We can use the SQS queue in this state to create tasks and our workers will pick it up. This is often sufficient, however, in our implementation we have made use of Celery’s built-in functionality to track jobs with a persistent data store. This is by use of the AsyncResult class. If we tried to go to the status or result page for a task we submitted, we would receive an error.

To work around this issue, we will use our existing PostgreSQL database as our persistent store to track tasks.

We can update our docker-compose.yml as below to allow Celery to use our PostgreSQL database.

» cat docker-compose.yml

environment: 
   CELERY_RESULT_BACKEND: db+postgresql://administrator:verySecretPassword@database:5432/todo
 

This is the same as the SQLALCHEMY_DATABASE_URI except for db+ at the start to help Celery identify the type of data store.

7 Deploying with ECS

Now we have;

  1. an SQS queue on AWS,

  2. a worker Celery container running locally,

  3. a server Flask container running locally, and

  4. a PostgreSQL database running locally.

Earlier in the practical we showed how to host a container on ECR. In previous practicals we used a hosted image to deploy containers on ECS or EC2. In previous practicals we also deployed a PostgreSQL database on RDS.

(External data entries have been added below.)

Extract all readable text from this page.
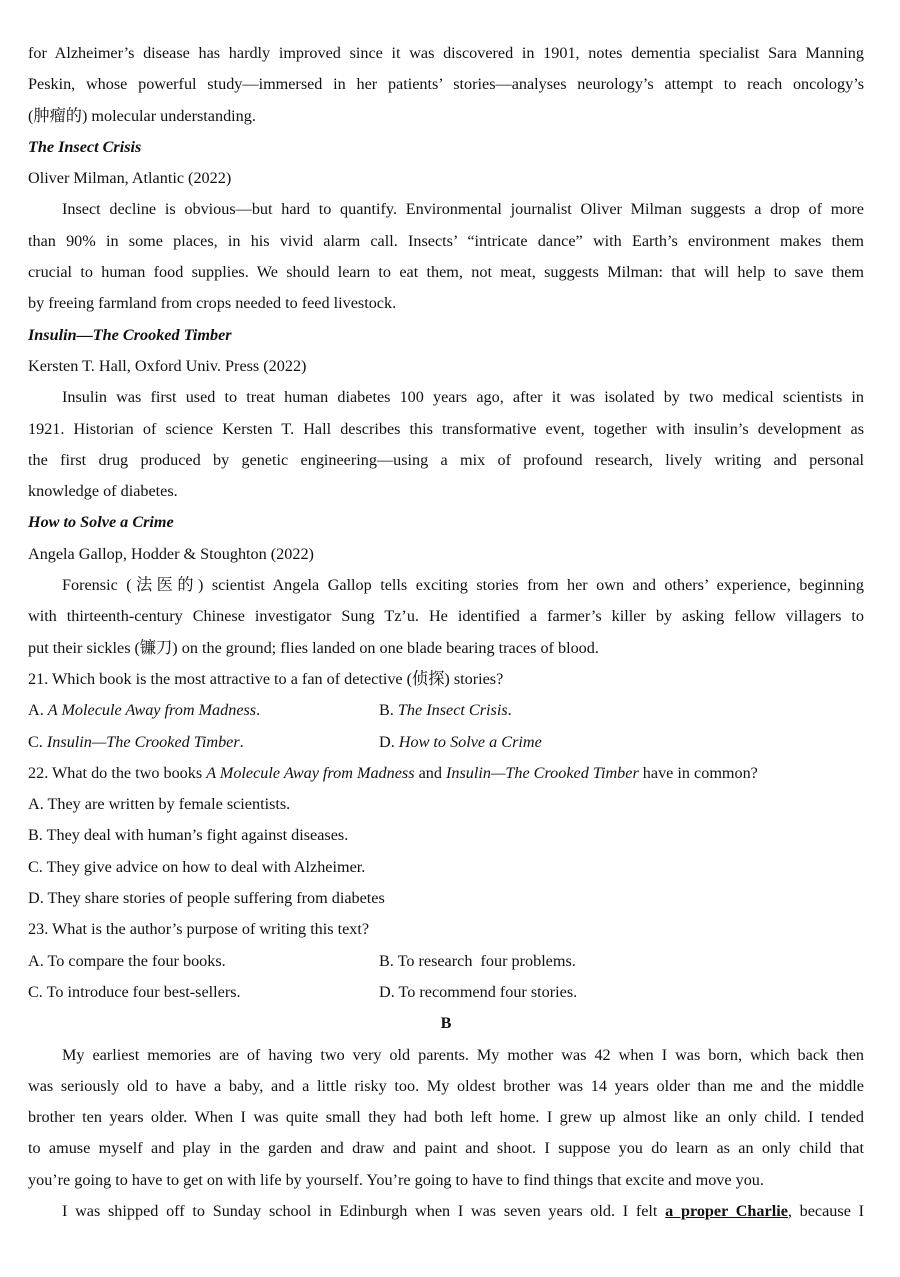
for Alzheimer’s disease has hardly improved since it was discovered in 1901, notes dementia specialist Sara Manning
Peskin, whose powerful study—immersed in her patients’ stories—analyses neurology’s attempt to reach oncology’s
(肿瘤的) molecular understanding.
The Insect Crisis
Oliver Milman, Atlantic (2022)
Insect decline is obvious—but hard to quantify. Environmental journalist Oliver Milman suggests a drop of more
than 90% in some places, in his vivid alarm call. Insects’ “intricate dance” with Earth’s environment makes them
crucial to human food supplies. We should learn to eat them, not meat, suggests Milman: that will help to save them
by freeing farmland from crops needed to feed livestock.
Insulin—The Crooked Timber
Kersten T. Hall, Oxford Univ. Press (2022)
Insulin was first used to treat human diabetes 100 years ago, after it was isolated by two medical scientists in
1921. Historian of science Kersten T. Hall describes this transformative event, together with insulin’s development as
the first drug produced by genetic engineering—using a mix of profound research, lively writing and personal
knowledge of diabetes.
How to Solve a Crime
Angela Gallop, Hodder & Stoughton (2022)
Forensic (法医的) scientist Angela Gallop tells exciting stories from her own and others’ experience, beginning
with thirteenth-century Chinese investigator Sung Tz’u. He identified a farmer’s killer by asking fellow villagers to
put their sickles (镰刀) on the ground; flies landed on one blade bearing traces of blood.
21. Which book is the most attractive to a fan of detective (侦探) stories?
A. A Molecule Away from Madness.	B. The Insect Crisis.
C. Insulin—The Crooked Timber.	D. How to Solve a Crime
22. What do the two books A Molecule Away from Madness and Insulin—The Crooked Timber have in common?
A. They are written by female scientists.
B. They deal with human’s fight against diseases.
C. They give advice on how to deal with Alzheimer.
D. They share stories of people suffering from diabetes
23. What is the author’s purpose of writing this text?
A. To compare the four books.	B. To research  four problems.
C. To introduce four best-sellers.	D. To recommend four stories.
B
My earliest memories are of having two very old parents. My mother was 42 when I was born, which back then
was seriously old to have a baby, and a little risky too. My oldest brother was 14 years older than me and the middle
brother ten years older. When I was quite small they had both left home. I grew up almost like an only child. I tended
to amuse myself and play in the garden and draw and paint and shoot. I suppose you do learn as an only child that
you’re going to have to get on with life by yourself. You’re going to have to find things that excite and move you.
I was shipped off to Sunday school in Edinburgh when I was seven years old. I felt a proper Charlie, because I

We would strongly encourage you to try and deploy all components of our application on AWS infrastructure. This will be excellent practice for the cloud assignment.

Hints

  1. ECS/EC2 containers will automatically authenticate with your AWS account (so credentials isn’t required).

  2. Attempt to test each component is deployed correctly individually, e.g. deploy RDS and ensure the system works, then deploy the server and ensure the system works, etc.

References

[1]   R. Thomas, “Event-driven architecture,” March 2023. https://csse6400.uqcloud.net/handouts/event.pdf.

1In reality it is not but this is an example of a common use case for asynchronous tasks — file generation such as PDFs or videos which do take time.

2Ideally a POST procedural endpoint should use a verb like /generate.